File: treesort_bench.test.exe
Type: cpu
Time: Sep 7, 2018 at 3:15pm (EDT)
Duration: 2.60s, Total samples = 2.43s (93.44%)
Entering interactive mode (type "help" for commands, "o" for options)
(pprof) top 10
Showing nodes accounting for 2.41s, 99.18% of 2.43s total
Dropped 2 nodes (cum <= 0.01s)
flat flat% sum% cum cum%
2.40s 98.77% 98.77% 2.42s 99.59% gopl.io/ch4/treesort.add
0.01s 0.41% 99.18% 0.02s 0.82% runtime.mallocgc
0 0% 99.18% 0.26s 10.70% gopl.io/ch4/treesort.Sort
0 0% 99.18% 0.25s 10.29% gopl.io/ch4/treesort_bench.BenchmarkSort
0 0% 99.18% 0.26s 10.70% gopl.io/ch4/treesort_bench.run
0 0% 99.18% 0.02s 0.82% runtime.newobject
0 0% 99.18% 0.22s 9.05% testing.(*B).launch
0 0% 99.18% 0.02s 0.82% testing.(*B).run1.func1
0 0% 99.18% 0.25s 10.29% testing.(*B).runN
(pprof) list add
Total: 2.43s
ROUTINE ======================== gopl.io/ch4/treesort.add in go\src\gopl.io\ch4\treesort\sort.go
2.40s 4.45s (flat, cum) 183.13% of Total
. . 30: values = appendValues(values, t.right)
. . 31: }
. . 32: return values
. . 33:}
. . 34:
90ms 90ms 35:func add(t *tree, value int) *tree {
. . 36: if t == nil {
. . 37: // Equivalent to return &tree{value: value}.
. 20ms 38: t = new(tree)
. . 39: t.value = value
. . 40: return t
. . 41: }
1.55s 1.55s 42: flag := value < t.value
. . 43: if flag {
. 240ms 44: t.left = add(t.left, value)
. . 45: } else {
630ms 2.42s 46: t.right = add(t.right, value)
. . 47: }
130ms 130ms 48: return t
. . 49:}
. . 50:
. . 51://!-
(pprof) disasm add
Total: 2.43s
ROUTINE ======================== gopl.io/ch4/treesort.add
2.40s 5.08s (flat, cum) 209.05% of Total
50ms 50ms 4fcb66: MOVQ 0(AX), CX ;gopl.io/ch4/treesort.add sort.go:42
1.48s 1.48s 4fcb69: MOVQ 0x30(SP), DX
20ms 20ms 4fcb6e: CMPQ CX, DX
. . 4fcb71: JGE 0x4fcbbb ;sort.go:43
Why is “MOVQ 0x30(SP), DX” slow?
You have provided insufficient evidence to show that the instruction is slow.
MOVQ — Move Quadword - is an instruction from the Intel 64 and IA-32 architectures instruction set.

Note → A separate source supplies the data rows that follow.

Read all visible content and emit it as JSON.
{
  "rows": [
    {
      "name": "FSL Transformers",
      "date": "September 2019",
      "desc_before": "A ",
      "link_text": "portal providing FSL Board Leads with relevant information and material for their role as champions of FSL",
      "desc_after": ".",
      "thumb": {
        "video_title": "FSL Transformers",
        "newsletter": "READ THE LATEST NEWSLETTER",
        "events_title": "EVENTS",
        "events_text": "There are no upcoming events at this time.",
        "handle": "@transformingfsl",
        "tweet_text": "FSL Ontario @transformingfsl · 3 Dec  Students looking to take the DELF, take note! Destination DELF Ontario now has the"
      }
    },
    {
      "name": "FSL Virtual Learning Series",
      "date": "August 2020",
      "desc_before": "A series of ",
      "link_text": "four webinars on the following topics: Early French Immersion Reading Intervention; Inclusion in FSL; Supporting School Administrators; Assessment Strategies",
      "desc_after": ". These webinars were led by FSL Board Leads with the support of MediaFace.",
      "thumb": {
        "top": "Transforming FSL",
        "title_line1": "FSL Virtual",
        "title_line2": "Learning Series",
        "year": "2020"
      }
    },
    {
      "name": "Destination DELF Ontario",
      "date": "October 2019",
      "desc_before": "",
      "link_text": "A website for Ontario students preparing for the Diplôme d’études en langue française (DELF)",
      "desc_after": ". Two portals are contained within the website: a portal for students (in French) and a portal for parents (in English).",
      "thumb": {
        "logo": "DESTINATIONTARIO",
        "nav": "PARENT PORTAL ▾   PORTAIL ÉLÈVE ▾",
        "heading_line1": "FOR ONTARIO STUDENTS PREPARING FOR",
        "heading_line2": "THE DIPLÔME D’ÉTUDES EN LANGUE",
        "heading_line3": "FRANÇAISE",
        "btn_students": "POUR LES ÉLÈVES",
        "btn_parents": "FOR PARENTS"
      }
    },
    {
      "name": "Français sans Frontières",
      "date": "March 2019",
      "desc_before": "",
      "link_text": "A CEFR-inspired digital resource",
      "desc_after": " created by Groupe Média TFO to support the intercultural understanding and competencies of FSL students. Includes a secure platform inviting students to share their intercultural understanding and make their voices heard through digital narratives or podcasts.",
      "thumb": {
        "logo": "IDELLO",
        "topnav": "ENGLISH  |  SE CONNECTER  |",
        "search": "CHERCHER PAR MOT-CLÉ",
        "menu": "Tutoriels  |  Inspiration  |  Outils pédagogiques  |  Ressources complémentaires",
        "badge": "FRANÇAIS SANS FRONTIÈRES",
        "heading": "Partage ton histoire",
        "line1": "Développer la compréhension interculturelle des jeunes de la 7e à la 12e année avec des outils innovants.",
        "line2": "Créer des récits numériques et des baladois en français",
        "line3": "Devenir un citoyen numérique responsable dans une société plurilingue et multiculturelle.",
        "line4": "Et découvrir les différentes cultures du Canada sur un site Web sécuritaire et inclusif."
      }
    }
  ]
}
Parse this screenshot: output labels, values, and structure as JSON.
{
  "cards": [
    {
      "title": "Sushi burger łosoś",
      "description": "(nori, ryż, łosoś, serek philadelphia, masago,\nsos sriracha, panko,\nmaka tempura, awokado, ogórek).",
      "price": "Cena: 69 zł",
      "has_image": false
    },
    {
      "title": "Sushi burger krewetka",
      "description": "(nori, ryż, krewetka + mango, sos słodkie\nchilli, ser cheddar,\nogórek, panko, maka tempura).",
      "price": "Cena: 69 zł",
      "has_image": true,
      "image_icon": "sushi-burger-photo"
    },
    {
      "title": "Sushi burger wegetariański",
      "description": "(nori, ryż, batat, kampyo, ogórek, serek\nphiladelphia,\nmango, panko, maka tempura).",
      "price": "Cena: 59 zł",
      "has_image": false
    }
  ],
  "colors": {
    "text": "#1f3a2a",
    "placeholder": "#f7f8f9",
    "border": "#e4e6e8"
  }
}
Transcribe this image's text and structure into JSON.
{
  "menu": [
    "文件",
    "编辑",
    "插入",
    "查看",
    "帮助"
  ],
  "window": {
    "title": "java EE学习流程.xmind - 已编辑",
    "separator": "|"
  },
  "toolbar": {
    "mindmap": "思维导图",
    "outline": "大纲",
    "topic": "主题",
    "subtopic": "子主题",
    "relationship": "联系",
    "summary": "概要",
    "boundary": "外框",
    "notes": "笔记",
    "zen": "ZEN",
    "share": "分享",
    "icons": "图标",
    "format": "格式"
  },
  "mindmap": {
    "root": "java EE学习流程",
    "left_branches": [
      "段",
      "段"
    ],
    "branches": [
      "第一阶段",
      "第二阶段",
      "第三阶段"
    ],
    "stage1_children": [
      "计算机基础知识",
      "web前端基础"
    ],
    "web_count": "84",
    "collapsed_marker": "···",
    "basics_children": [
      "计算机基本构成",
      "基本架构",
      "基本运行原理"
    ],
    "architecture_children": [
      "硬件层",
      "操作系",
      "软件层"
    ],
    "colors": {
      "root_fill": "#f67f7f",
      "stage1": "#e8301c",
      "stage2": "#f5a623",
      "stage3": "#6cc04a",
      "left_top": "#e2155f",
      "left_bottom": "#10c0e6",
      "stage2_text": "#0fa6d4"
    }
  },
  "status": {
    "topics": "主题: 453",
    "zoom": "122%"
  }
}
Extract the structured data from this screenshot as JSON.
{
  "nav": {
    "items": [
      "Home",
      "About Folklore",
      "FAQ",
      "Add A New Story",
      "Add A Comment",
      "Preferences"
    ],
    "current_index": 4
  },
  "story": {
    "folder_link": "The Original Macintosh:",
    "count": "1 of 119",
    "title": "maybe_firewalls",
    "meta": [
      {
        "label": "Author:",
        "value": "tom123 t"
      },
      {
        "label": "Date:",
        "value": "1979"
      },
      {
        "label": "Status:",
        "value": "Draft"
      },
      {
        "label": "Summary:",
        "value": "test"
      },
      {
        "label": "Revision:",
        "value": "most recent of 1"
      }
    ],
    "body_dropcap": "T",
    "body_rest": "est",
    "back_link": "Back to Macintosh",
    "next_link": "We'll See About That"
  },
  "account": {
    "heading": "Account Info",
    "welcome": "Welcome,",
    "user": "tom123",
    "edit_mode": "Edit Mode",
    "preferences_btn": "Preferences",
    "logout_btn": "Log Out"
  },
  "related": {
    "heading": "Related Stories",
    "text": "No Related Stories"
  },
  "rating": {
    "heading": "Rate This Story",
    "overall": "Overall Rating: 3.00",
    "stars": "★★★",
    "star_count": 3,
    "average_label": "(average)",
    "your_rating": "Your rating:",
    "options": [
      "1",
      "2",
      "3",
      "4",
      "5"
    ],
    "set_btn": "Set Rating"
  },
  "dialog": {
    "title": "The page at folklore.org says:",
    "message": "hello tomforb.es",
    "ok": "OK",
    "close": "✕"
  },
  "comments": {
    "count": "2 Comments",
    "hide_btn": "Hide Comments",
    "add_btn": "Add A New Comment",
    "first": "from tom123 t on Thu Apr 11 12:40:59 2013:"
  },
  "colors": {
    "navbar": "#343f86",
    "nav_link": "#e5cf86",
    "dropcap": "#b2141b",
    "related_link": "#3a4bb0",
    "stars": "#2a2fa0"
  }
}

See Intel® 64 and IA-32 Architectures Software Developer Manuals
The MOVQ 0x30(SP), DX
instruction moves the 8 bytes of a tree.value
variable from memory to the DX register.
Performance measurement, like any other scientific endeavor, relies on reproducible results. You have provided insufficient information to reproduce your results. For example, where is the code for treesort_bench.test.exe
, what processor, what memory, what operating system?.
I've tried, but I'm unable to reproduce your results. Add your code and the steps to reproduce your results to your question.